3D Printing

3D Printing Transforms Nail Art, Frame by Frame

Over the past few years, 3D printing and stop-motion animation have developed an unexpected, but thrillingly remarkable relationship. Before, such animation was simpler, limited to materials like clay, and had to depend on painstaking work done by hand over an inordinate amount of time. Now, with 3D printing, the art-form of tiny movements has taken a huge leap. The work isn’t done by hand as much anymore and it doesn’t take nearly as long as it used to. More importantly, because of 3D printing, stop-motion animation is becoming much more elaborate, creative and popular. From motion pictures and advertisements to music videos and art films, stop-motion animation is undergoing one heck of a transformation.

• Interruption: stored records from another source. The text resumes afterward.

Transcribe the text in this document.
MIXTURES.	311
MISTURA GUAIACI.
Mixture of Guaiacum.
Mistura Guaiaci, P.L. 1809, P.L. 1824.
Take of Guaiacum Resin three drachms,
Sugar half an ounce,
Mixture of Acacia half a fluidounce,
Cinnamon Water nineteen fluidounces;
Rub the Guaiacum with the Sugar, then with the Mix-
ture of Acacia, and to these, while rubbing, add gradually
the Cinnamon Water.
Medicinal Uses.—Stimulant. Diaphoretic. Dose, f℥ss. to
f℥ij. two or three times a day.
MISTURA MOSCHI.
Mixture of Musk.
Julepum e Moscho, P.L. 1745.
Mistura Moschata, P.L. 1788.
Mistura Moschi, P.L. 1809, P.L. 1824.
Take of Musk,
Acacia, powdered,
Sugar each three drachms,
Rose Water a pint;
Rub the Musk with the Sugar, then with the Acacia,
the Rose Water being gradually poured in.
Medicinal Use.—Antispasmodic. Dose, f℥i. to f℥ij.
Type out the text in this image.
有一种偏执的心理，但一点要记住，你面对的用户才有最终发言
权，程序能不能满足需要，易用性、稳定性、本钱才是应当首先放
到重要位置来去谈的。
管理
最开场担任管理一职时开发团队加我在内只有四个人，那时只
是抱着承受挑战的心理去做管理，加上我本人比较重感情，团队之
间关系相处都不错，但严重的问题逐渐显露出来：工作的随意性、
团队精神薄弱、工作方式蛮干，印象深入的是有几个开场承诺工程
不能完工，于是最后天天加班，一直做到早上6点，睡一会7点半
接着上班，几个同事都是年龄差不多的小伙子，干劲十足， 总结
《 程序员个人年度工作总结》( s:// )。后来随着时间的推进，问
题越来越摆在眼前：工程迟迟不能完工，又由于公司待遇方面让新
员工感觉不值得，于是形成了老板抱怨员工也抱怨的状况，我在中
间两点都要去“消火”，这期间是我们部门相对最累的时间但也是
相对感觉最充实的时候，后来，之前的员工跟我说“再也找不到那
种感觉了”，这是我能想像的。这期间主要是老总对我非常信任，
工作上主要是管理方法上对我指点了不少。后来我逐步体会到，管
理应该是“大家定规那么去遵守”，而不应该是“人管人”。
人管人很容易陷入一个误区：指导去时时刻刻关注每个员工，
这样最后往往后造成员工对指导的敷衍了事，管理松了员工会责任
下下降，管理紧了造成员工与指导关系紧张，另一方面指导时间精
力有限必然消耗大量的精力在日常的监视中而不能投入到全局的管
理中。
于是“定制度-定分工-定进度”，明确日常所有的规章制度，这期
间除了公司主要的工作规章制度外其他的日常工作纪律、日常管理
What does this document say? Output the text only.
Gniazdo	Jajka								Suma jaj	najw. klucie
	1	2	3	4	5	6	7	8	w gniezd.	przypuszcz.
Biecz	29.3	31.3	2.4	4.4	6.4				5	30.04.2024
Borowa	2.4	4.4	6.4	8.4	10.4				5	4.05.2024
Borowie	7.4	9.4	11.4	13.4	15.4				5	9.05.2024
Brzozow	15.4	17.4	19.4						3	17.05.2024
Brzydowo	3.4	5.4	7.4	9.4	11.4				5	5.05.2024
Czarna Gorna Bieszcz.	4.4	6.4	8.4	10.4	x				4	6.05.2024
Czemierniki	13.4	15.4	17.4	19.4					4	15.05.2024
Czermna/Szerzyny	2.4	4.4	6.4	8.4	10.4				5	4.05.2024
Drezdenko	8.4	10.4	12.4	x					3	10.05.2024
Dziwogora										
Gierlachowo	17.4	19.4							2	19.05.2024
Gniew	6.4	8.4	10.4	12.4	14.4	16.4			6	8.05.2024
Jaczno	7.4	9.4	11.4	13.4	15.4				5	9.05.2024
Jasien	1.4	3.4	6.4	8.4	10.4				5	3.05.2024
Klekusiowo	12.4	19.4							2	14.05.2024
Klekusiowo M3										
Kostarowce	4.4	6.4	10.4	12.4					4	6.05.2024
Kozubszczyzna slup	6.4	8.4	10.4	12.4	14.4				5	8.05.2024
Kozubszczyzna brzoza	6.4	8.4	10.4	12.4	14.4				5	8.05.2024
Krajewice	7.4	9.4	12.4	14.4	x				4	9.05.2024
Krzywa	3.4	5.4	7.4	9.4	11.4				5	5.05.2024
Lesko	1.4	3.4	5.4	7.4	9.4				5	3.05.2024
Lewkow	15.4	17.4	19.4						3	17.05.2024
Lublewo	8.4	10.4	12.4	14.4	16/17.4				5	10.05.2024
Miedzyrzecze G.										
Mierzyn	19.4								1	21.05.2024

As if to say just that, this team from Japan has created a breathtakingly intricate and delightful stop-motion nail art film using only 3D printed objects, 521 of them.

Poignantly named ‘Transforming’, the video uses for inspiration a symbolic line from a classic in Japanese literature, Tsurezuregusa (Essays in Idleness): “Life is truly beautiful because it never stops transforming.”

3D printed stop motion 521 parts

And how! The 3D printed nails in this video literally do not stop transforming for nearly 90 seconds. They constantly change color, or shape, or texture, and have different things going in or coming out of them. Watched in one go, it all looks smooth and pleasing. But it’s only when you pause to consider that each frame, each little object and its distinct shifts in movement, have been 3D modeled, printed, and assembled one-by-one, that you begin to admire what a marvelous work of art it is.

Led by manicurist Hatsuki Furutani, the +Ring film production team, and supported by TaiyoKikaku Co. Ltd, ‘Transforming’ brings a set of artificial finger nails to life. By using ColorJet 3D Printing via 3D Systems’ ProJet 660, the team made each and every part, down to the last detail (some of thinnest parts were only 0.56mm), and then patiently set about assembling the frames.

transforming japanese team taiyokikaku 3D printed nail art video

Without 3D printing, it may never have been feasible or possible for the art form of stop-motion animation to even consider such levels of detail, complexity, or variety. It’s come to the point where the latest 3D printers today are being advertised as ideal tools for stop-motion art. Transformational indeed.

I have to ask though, what do they do with all hundreds of tiny pieces when they’re done filming?